Kurz vor Donald Trumps Staatsbesuch in England am Montag hat der Londoner Bürgermeister Sadiq Khan den US-Präsidenten ungewöhnlich hart kritisiert. In einem Beitrag für die britische Tageszeitung Guardian schrieb Khan: Die Sprache, mit der Trump seine Anhänger mobilisiere, erinnere an jene "der Faschisten im 20. Jahrhundert". Der Republikaner sei  "ein ungeheuerliches Beispiel für die wachsende globale Bedrohung durch rechtsextreme Tendenzen". Die in den letzten 70 Jahren "hart erkämpften bürgerlichen Rechte und Freiheiten sowie die Werte der demokratischen Gesellschaft" seien bedroht.

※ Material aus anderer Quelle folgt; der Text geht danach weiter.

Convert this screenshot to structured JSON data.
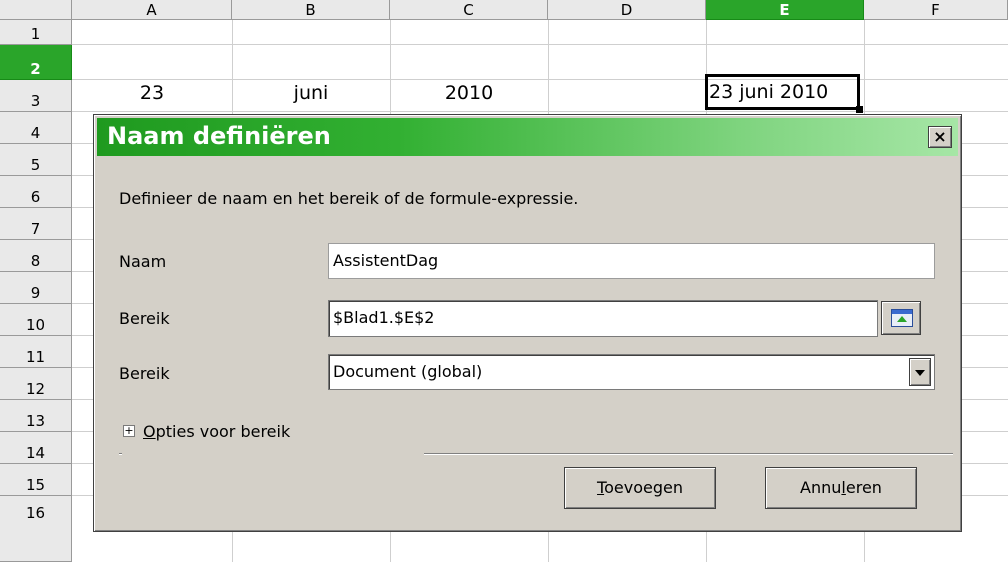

Khan verglich Trump mit rechten Populisten wie Viktor Orbán in Ungarn, dem Italiener Matteo Salvini und Marine Le Pen in Frankreich. Auch deren Wortwahl erinnere laut dem Londoner Bürgermeister an jene der faschistischen Propaganda, nur nutzten sie neue "bösartige Methoden", um ihr Publikum zu erreichen. Populisten wie Trump oder Salvini hätten weiße Suprematisten erst salonfähig gemacht, Schutzsuchende an der Grenze abgewiesen und machten Wahlkampf mit Fremdenfeindlichkeit.

Es sei überdies "unbritisch", einem Politiker beim Staatsbesuch den "roten Teppich" auszurollen, der sich entgegen der internationalen Gepflogenheit in die Innenpolitik einmische. In einem Interview mit der britischen Boulevardzeitung The Sun hatte Trump sich unter anderem für Boris Johnson als künftigen Premierminister ausgesprochen, den Brexit gelobt und die Herzogin von Sussex Meghan Markle als "bösartig" bezeichnet. 

Zum Tee bei den Royals

Der Sunday Times sagte Trump, Großbritannien solle bei den Brexit-Verhandlungen mit der EU konfrontativer auftreten und die ausstehenden Verbindlichkeiten von etwa 44 Milliarden Euro einfach nicht begleichen. Der Vorsitzende der Brexit Party, Nigel Farage, solle mit am Verhandlungstisch sitzen.

Während des dreitägigen Staatsbesuchs von Trump wird es ein Bankett im Buckingham-Palast geben. Am Montagnachmittag sind Prinz Charles und seine Frau Camilla Gastgeber eines Treffens zum Tee für Trump und dessen Frau Melania. Am Dienstag wird Theresa May den US-Präsidenten empfangen.

Zwischen dem US-Präsidenten und dem Londoner Bürgermeister Khan gab es bereits in der Vergangenheit Spannungen. Im Mai 2016 hatte Trump Khan einen IQ-Test vorgeschlagen, nachdem dieser Trumps Verhältnis zum Islam als "ignorant" bezeichnet hatte. Nach den Terroranschlägen von London im Jahr 2017 sagte Trump zudem, Khan würde einen "schlechten Job gegen Terrorismus" machen. Khan antwortete damals, der Republikaner würde "die Angst der Londoner instrumentalisieren".